Loveparade-Prozess: Drei Angeklagte lehnen Einstellung ab

Katastrophe von Duisburg : Loveparade-Prozess: Staatsanwaltschaft stimmt Einstellung zu - Drei Angeklagte lehnen ab

Die Staatsanwaltschaft Duisburg hat einer Einstellung des Loveparade-Verfahrens unter Auflagen zugestimmt. Drei Angeklagte lehnen die Einstellung jedoch ab. Bei der Katastrophe waren 21 Menschen gestorben.

Im Loveparade-Strafprozess haben sieben der zehn Angeklagten einer Einstellung des Verfahrens ohne Auflage zugestimmt. Zuvor hatte auch die Staatsanwaltschaft den Vorschlag des Gerichts gutgeheißen. Möglicherweise wird das Gericht bereits am Mittwoch die Einstellung des Verfahrens gegen diese sieben Angeklagten verkünden.

Das Landgericht Duisburg hatte Mitte Januar vorgeschlagen, das Verfahren gegen sieben Angeklagte ohne, gegen drei Angeklagte mit Auflagen einzustellen.

Nach dem bisherigen Verlauf sei die individuelle Schuld der Angeklagten als gering oder allenfalls mittelschwer anzusehen, hatte das Gericht seinen Vorstoß begründet.

Als Auflage nannte die Staatsanwaltschaft die Zahlung einer angemessenen Geldauflage, „die in einer Größenordnung von jeweils etwa 10 000 Euro liegen“ solle. Bei den drei Angeklagten, die eine Auflage erhalten sollen, handelt es sich um drei Mitarbeiter des Veranstalters Lopavent.

Drei Angeklagte lehnen Einstellung des Verfahrens ab

Drei Angeklagte, gegen die das Verfahren nur gegen Auflagen eingestellt werden sollte, lehnten eine Einstellung ab. Für einen der Angeklagten sagte dessen Anwältin: „Er verzichtet nicht auf sein Recht, freigesprochen zu werden.“ Bei diesen drei Angeklagten handelt es sich um Mitarbeiter des Loveparade-Veranstalters Lopavent.

Ein Strafverfahren kann nur eingestellt werden, wenn Gericht, Staatsanwaltschaft und Angeklagter zustimmen.
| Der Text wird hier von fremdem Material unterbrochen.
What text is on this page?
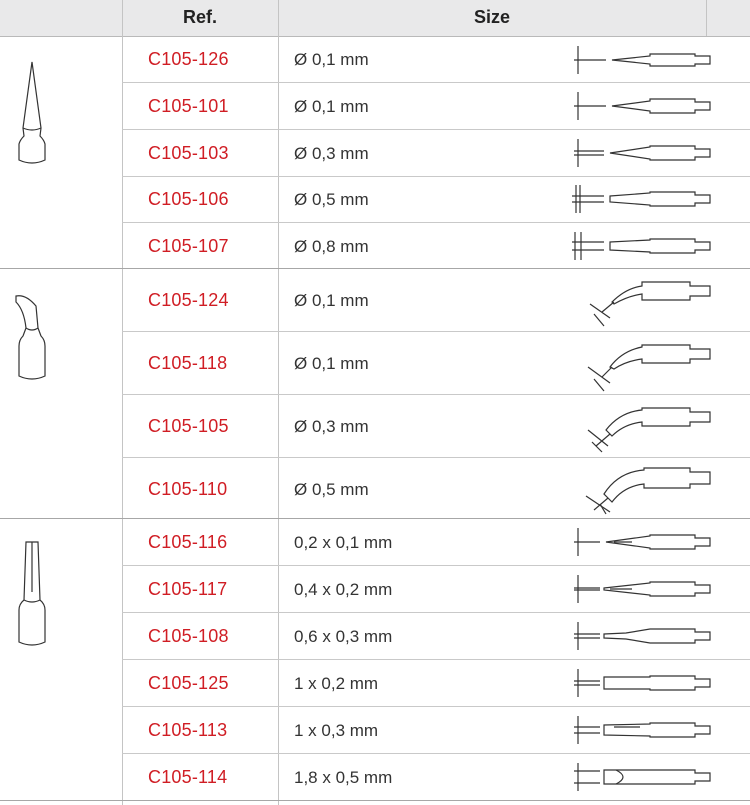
Ref.	Size
C105-126	Ø 0,1 mm
C105-101	Ø 0,1 mm
C105-103	Ø 0,3 mm
C105-106	Ø 0,5 mm
C105-107	Ø 0,8 mm
C105-124	Ø 0,1 mm
C105-118	Ø 0,1 mm
C105-105	Ø 0,3 mm
C105-110	Ø 0,5 mm
C105-116	0,2 x 0,1 mm
C105-117	0,4 x 0,2 mm
C105-108	0,6 x 0,3 mm
C105-125	1 x 0,2 mm
C105-113	1 x 0,3 mm
C105-114	1,8 x 0,5 mm
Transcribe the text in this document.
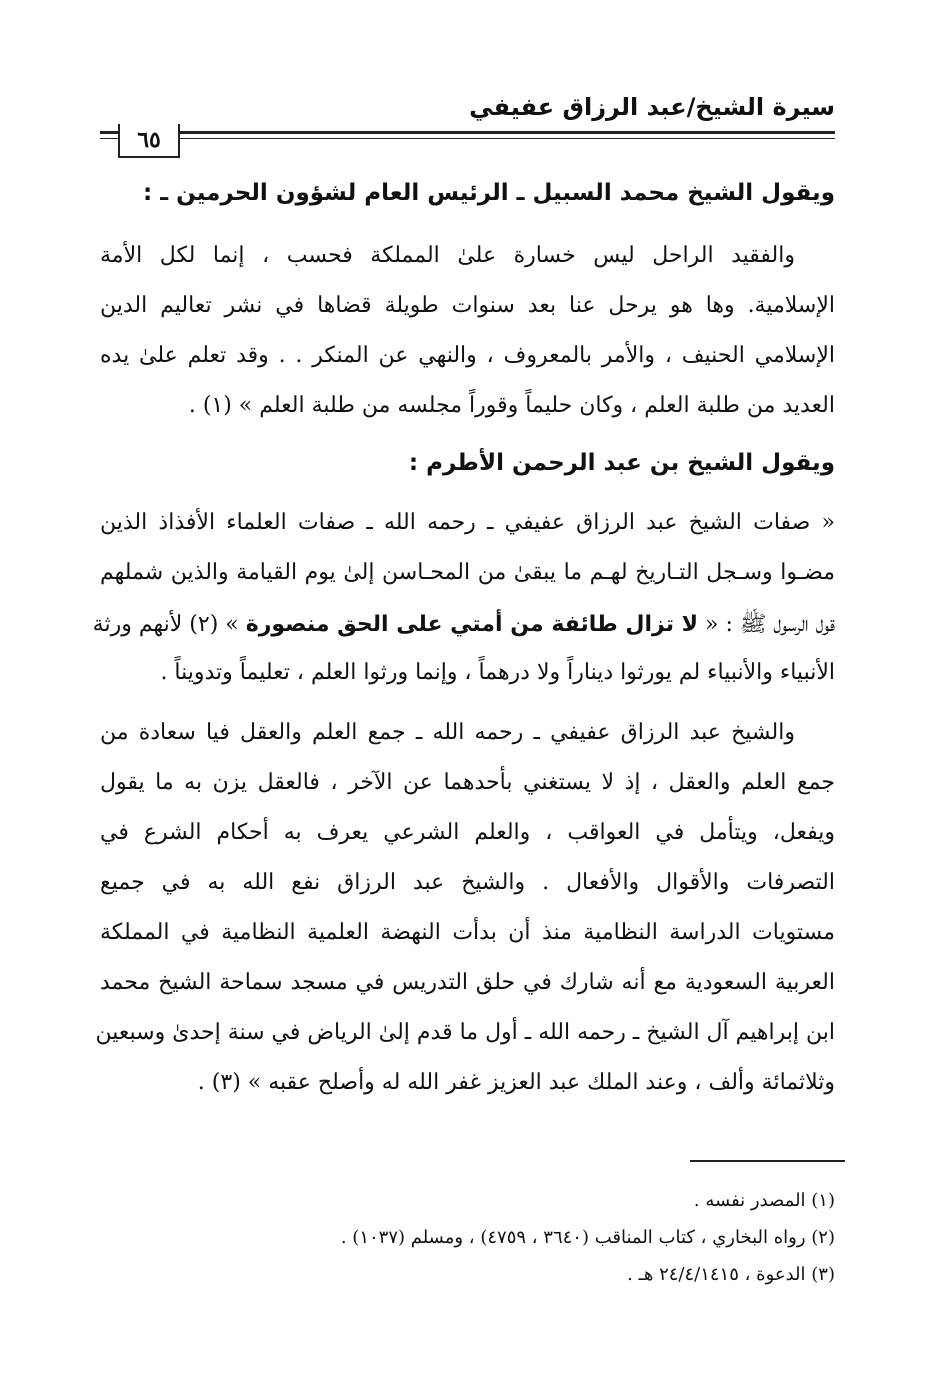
سيرة الشيخ/عبد الرزاق عفيفي
٦٥
ويقول الشيخ محمد السبيل ـ الرئيس العام لشؤون الحرمين ـ :
والفقيد الراحل ليس خسارة علىٰ المملكة فحسب ، إنما لكل الأمة
الإسلامية. وها هو يرحل عنا بعد سنوات طويلة قضاها في نشر تعاليم الدين
الإسلامي الحنيف ، والأمر بالمعروف ، والنهي عن المنكر . . وقد تعلم علىٰ يده
العديد من طلبة العلم ، وكان حليماً وقوراً مجلسه من طلبة العلم » (١) .
ويقول الشيخ بن عبد الرحمن الأطرم :
« صفات الشيخ عبد الرزاق عفيفي ـ رحمه الله ـ صفات العلماء الأفذاذ الذين
مضـوا وسـجل التـاريخ لهـم ما يبقىٰ من المحـاسن إلىٰ يوم القيامة والذين شملهم
قول الرسول ﷺ : « لا تزال طائفة من أمتي على الحق منصورة » (٢) لأنهم ورثة
الأنبياء والأنبياء لم يورثوا ديناراً ولا درهماً ، وإنما ورثوا العلم ، تعليماً وتدويناً .
والشيخ عبد الرزاق عفيفي ـ رحمه الله ـ جمع العلم والعقل فيا سعادة من
جمع العلم والعقل ، إذ لا يستغني بأحدهما عن الآخر ، فالعقل يزن به ما يقول
ويفعل، ويتأمل في العواقب ، والعلم الشرعي يعرف به أحكام الشرع في
التصرفات والأقوال والأفعال . والشيخ عبد الرزاق نفع الله به في جميع
مستويات الدراسة النظامية منذ أن بدأت النهضة العلمية النظامية في المملكة
العربية السعودية مع أنه شارك في حلق التدريس في مسجد سماحة الشيخ محمد
ابن إبراهيم آل الشيخ ـ رحمه الله ـ أول ما قدم إلىٰ الرياض في سنة إحدىٰ وسبعين
وثلاثمائة وألف ، وعند الملك عبد العزيز غفر الله له وأصلح عقبه » (٣) .
(١) المصدر نفسه .
(٢) رواه البخاري ، كتاب المناقب (٣٦٤٠ ، ٤٧٥٩) ، ومسلم (١٠٣٧) .
(٣) الدعوة ، ٢٤/٤/١٤١٥ هـ .
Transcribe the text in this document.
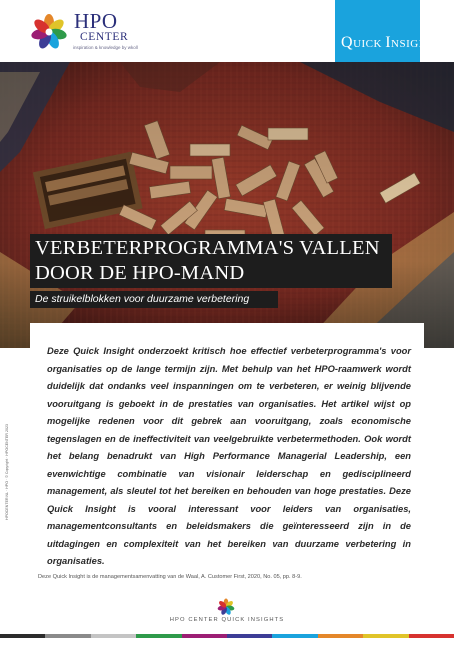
HPO
CENTER
inspiration & knowledge by wkoll	QUICK INSIGHTS
VERBETERPROGRAMMA'S VALLEN DOOR DE HPO-MAND
De struikelblokken voor duurzame verbetering

Deze Quick Insight onderzoekt kritisch hoe effectief verbeterprogramma's voor organisaties op de lange termijn zijn. Met behulp van het HPO-raamwerk wordt duidelijk dat ondanks veel inspanningen om te verbeteren, er weinig blijvende vooruitgang is geboekt in de prestaties van organisaties. Het artikel wijst op mogelijke redenen voor dit gebrek aan vooruitgang, zoals economische tegenslagen en de ineffectiviteit van veelgebruikte verbetermethoden. Ook wordt het belang benadrukt van High Performance Managerial Leadership, een evenwichtige combinatie van visionair leiderschap en gedisciplineerd management, als sleutel tot het bereiken en behouden van hoge prestaties. Deze Quick Insight is vooral interessant voor leiders van organisaties, managementconsultants en beleidsmakers die geïnteresseerd zijn in de uitdagingen en complexiteit van het bereiken van duurzame verbetering in organisaties.

Deze Quick Insight is de managementsamenvatting van de Waal, A. Customer First, 2020, No. 05, pp. 8-9.

HPOCENTER.NL · HPO · © Copyright · HPOCENTER 2023
HPO CENTER QUICK INSIGHTS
Der Prozess gegen die drei wird damit fortgesetzt. Gericht und Staatsanwaltschaft rechnen damit, dass wegen einer großen Anzahl von noch zu vernehmenden Zeugen kein Urteil vor Eintritt der Verjährung am 28. Juli 2020 mehr gesprochen werden kann.

Einer der drei Angeklagten hatte schon vor der Ankündigung am Dienstag erklärt, dass er eine Einstellung ablehne. Für ihn kämen nur eine Verurteilung, ein Freispruch oder eine Einstellung wegen Verjährung in Frage. Er wolle sich nicht „damit abfinden, für ein "schnelles Ende" auf die Feststellung seiner Unschuld verzichtet zu haben“, teilte dessen Anwalt mit.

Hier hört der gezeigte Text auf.